The code is as follows:

class Solution {
    public String addStrings(String num1, String num2){
       // Define a StringBuffer to hold the final result
       StringBuffer result = new StringBuffer();

       // Define the initial position for traversing two strings
       int i = num1.length() - 1;
       int j = num2.length() - 1;
       int carry = 0;    // Use a variable to hold the current carry

       // Start with the ones digit and continue as long as there is a number left uncounted.
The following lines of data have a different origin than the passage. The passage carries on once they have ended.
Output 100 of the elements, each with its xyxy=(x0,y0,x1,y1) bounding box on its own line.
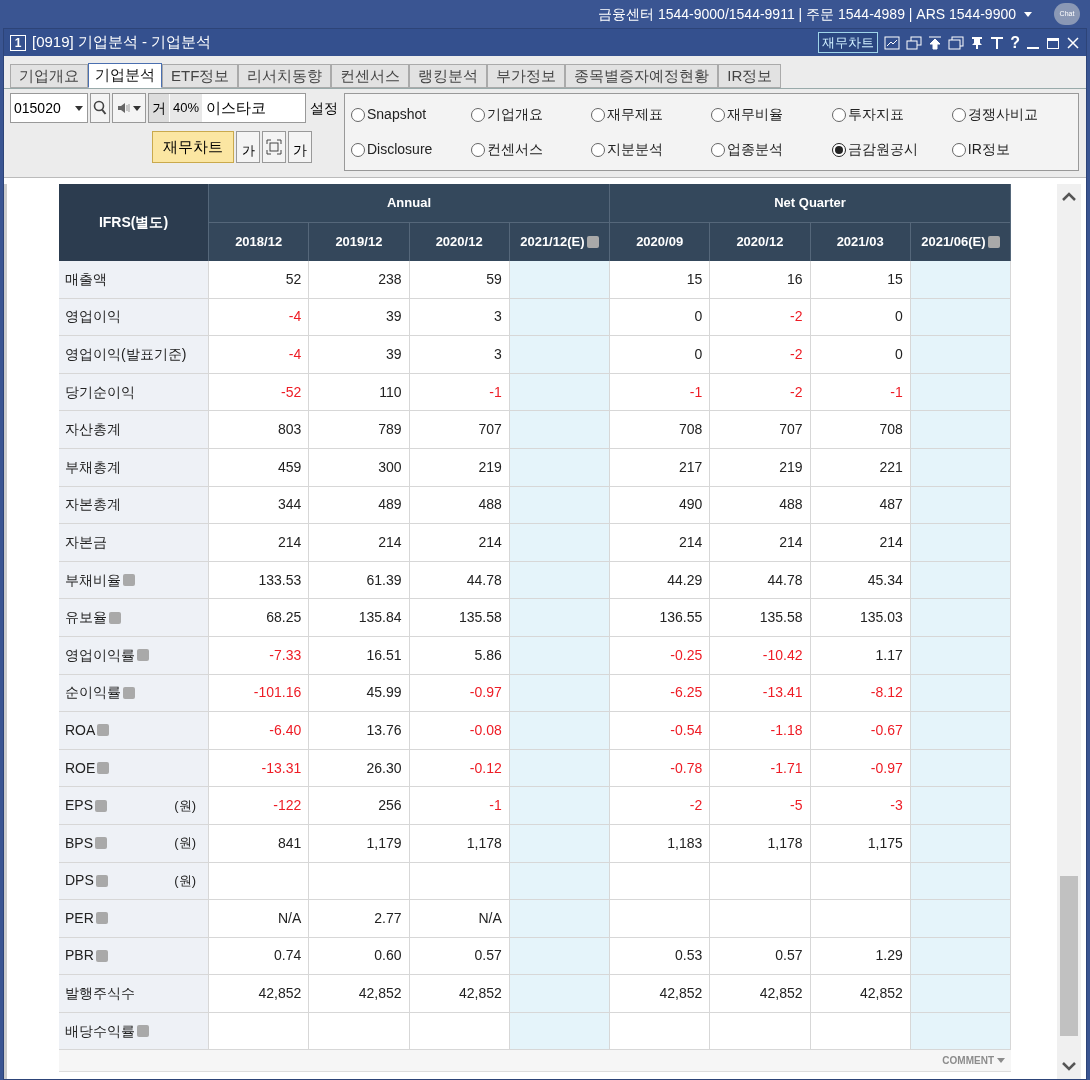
radio-button[interactable] xyxy=(831,107,846,122)
radio-button[interactable] xyxy=(951,107,966,122)
row-label: 유보율 xyxy=(65,608,107,628)
radio-button[interactable] xyxy=(711,107,726,122)
row-label: 순이익률 xyxy=(65,683,121,703)
option-label[interactable]: 컨센서스 xyxy=(487,139,544,160)
row-label: 영업이익률 xyxy=(65,645,135,665)
option-label[interactable]: 금감원공시 xyxy=(847,139,918,160)
font-decrease-button[interactable]: 가 xyxy=(236,131,260,163)
option-label[interactable]: Disclosure xyxy=(367,139,433,160)
stock-code-field[interactable]: 015020 xyxy=(10,93,88,123)
tab[interactable]: 종목별증자예정현황 xyxy=(565,64,719,88)
radio-button[interactable] xyxy=(351,142,365,157)
tab[interactable]: IR정보 xyxy=(718,64,782,88)
search-button[interactable] xyxy=(90,93,110,123)
column-header: 2021/03 xyxy=(836,233,884,252)
unit-label: (원) xyxy=(174,796,196,815)
column-header: 2018/12 xyxy=(235,233,283,252)
windows-icon[interactable] xyxy=(906,35,923,50)
financial-chart-button[interactable]: 재무차트 xyxy=(152,131,234,163)
font-increase-button[interactable]: 가 xyxy=(288,131,312,163)
row-label: 자산총계 xyxy=(65,420,121,440)
row-label: PER xyxy=(65,908,94,928)
caret-icon[interactable] xyxy=(75,105,83,111)
caret-icon[interactable] xyxy=(1024,11,1032,17)
settings-label[interactable]: 설정 xyxy=(310,97,338,119)
row-label: PBR xyxy=(65,946,94,966)
option-label[interactable]: 업종분석 xyxy=(727,139,784,160)
radio-button[interactable] xyxy=(471,142,486,157)
row-label: 영업이익(발표기준) xyxy=(65,345,187,364)
row-label: ROE xyxy=(65,758,96,778)
scroll-down-icon[interactable] xyxy=(1062,1061,1076,1071)
chart-button[interactable]: 재무차트 xyxy=(818,31,879,54)
column-header: 2021/06(E) xyxy=(921,233,986,252)
group-header: Annual xyxy=(209,184,610,223)
help-icon[interactable] xyxy=(987,236,1000,248)
market-label: 거 xyxy=(149,94,169,122)
restore-icon[interactable] xyxy=(948,35,965,50)
caret-icon[interactable] xyxy=(133,105,141,111)
option-label[interactable]: 기업개요 xyxy=(487,104,544,125)
row-label: 발행주식수 xyxy=(65,984,135,1004)
row-label: 부채비율 xyxy=(65,570,121,590)
row-label: 당기순이익 xyxy=(65,382,135,402)
row-label: ROA xyxy=(65,720,96,740)
radio-button[interactable] xyxy=(711,142,726,157)
column-header: 2020/12 xyxy=(435,233,483,252)
contact-info: 금융센터 1544-9000/1544-9911 | 주문 1544-4989 | ARS 1544-9900 xyxy=(598,4,1016,24)
search-icon[interactable] xyxy=(93,100,107,116)
radio-button[interactable] xyxy=(951,142,966,157)
pin-icon[interactable] xyxy=(970,35,985,50)
column-header: 2021/12(E) xyxy=(520,233,585,252)
chart-icon[interactable] xyxy=(884,35,901,50)
tab[interactable]: 리서치동향 xyxy=(238,64,332,88)
radio-button[interactable] xyxy=(591,142,606,157)
radio-button[interactable] xyxy=(351,107,365,122)
unit-label: (원) xyxy=(174,834,196,853)
radio-button[interactable] xyxy=(591,107,606,122)
option-label[interactable]: 경쟁사비교 xyxy=(967,104,1038,125)
help-button[interactable]: ? xyxy=(1010,30,1020,55)
column-header: 2020/09 xyxy=(636,233,684,252)
row-label: 자본총계 xyxy=(65,495,121,515)
option-label[interactable]: 투자지표 xyxy=(847,104,904,125)
help-icon[interactable] xyxy=(586,236,599,248)
text-size-icon[interactable] xyxy=(990,35,1005,50)
option-label[interactable]: 재무제표 xyxy=(607,104,664,125)
unit-label: (원) xyxy=(174,872,196,891)
window-number: 1 xyxy=(10,34,26,51)
close-icon[interactable] xyxy=(1066,35,1080,50)
ratio-label: 40% xyxy=(170,94,203,122)
row-label: 부채총계 xyxy=(65,457,121,477)
radio-button[interactable] xyxy=(471,107,486,122)
column-header: 2019/12 xyxy=(335,233,383,252)
tab[interactable]: 기업개요 xyxy=(10,64,88,88)
scrollbar[interactable] xyxy=(1057,184,1081,1079)
window-title: [0919] 기업분석 - 기업분석 xyxy=(32,32,212,53)
scroll-up-icon[interactable] xyxy=(1062,192,1076,202)
row-label: 자본금 xyxy=(65,532,107,552)
upload-icon[interactable] xyxy=(928,35,943,50)
option-label[interactable]: 지분분석 xyxy=(607,139,664,160)
row-label: 배당수익률 xyxy=(65,1021,135,1041)
tab[interactable]: 부가정보 xyxy=(487,64,566,88)
speaker-button[interactable] xyxy=(112,93,146,123)
fit-icon[interactable] xyxy=(266,139,282,155)
row-label: 매출액 xyxy=(65,269,107,289)
tab[interactable]: 컨센서스 xyxy=(331,64,410,88)
fit-button[interactable] xyxy=(262,131,286,163)
row-label: BPS xyxy=(65,833,93,853)
option-label[interactable]: 재무비율 xyxy=(727,104,784,125)
radio-button[interactable] xyxy=(831,142,846,157)
option-label[interactable]: Snapshot xyxy=(367,104,427,125)
tab[interactable]: ETF정보 xyxy=(162,64,239,88)
tab[interactable]: 기업분석 xyxy=(88,63,162,88)
option-label[interactable]: IR정보 xyxy=(967,139,1010,160)
row-label: DPS xyxy=(65,871,94,891)
stock-name: 이스타코 xyxy=(205,97,268,118)
speaker-icon[interactable] xyxy=(117,101,131,115)
tab[interactable]: 랭킹분석 xyxy=(409,64,488,88)
scroll-thumb[interactable] xyxy=(1060,876,1078,1036)
row-label: EPS xyxy=(65,796,93,816)
group-header: Net Quarter xyxy=(610,184,1011,223)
The other digits are filled with 0's
       while ( i >= 0 || j >= 0|| carry ! =0) {// Take the current corresponding digits of two numbers
           int n1 = i >= 0 ? num1.charAt(i) - '0' : 0;     // character to convert ASCII codes to numbers
           int n2 = j >= 0 ? num2.charAt(j) - '0' : 0;

           // Sum the current digit
           int sum = n1 + n2 + carry;

           // Store the ones bits of sum in the result, and the tens bits as carry
           result.append(sum % 10);
           carry = sum / 10;

           // Move the pointer over the next digit
           i --;
           j --;
       }
       returnresult.reverse().toString(); }}Copy the code

Complexity analysis

• Time complexity: O(Max (len1,len2)), len1 = num1.length,len2 = num2.length. The number of vertical additions depends on the number of digits of the larger number.

• Space complexity: O(n). The solution uses a StringBuffer, so the space complexity is O(n).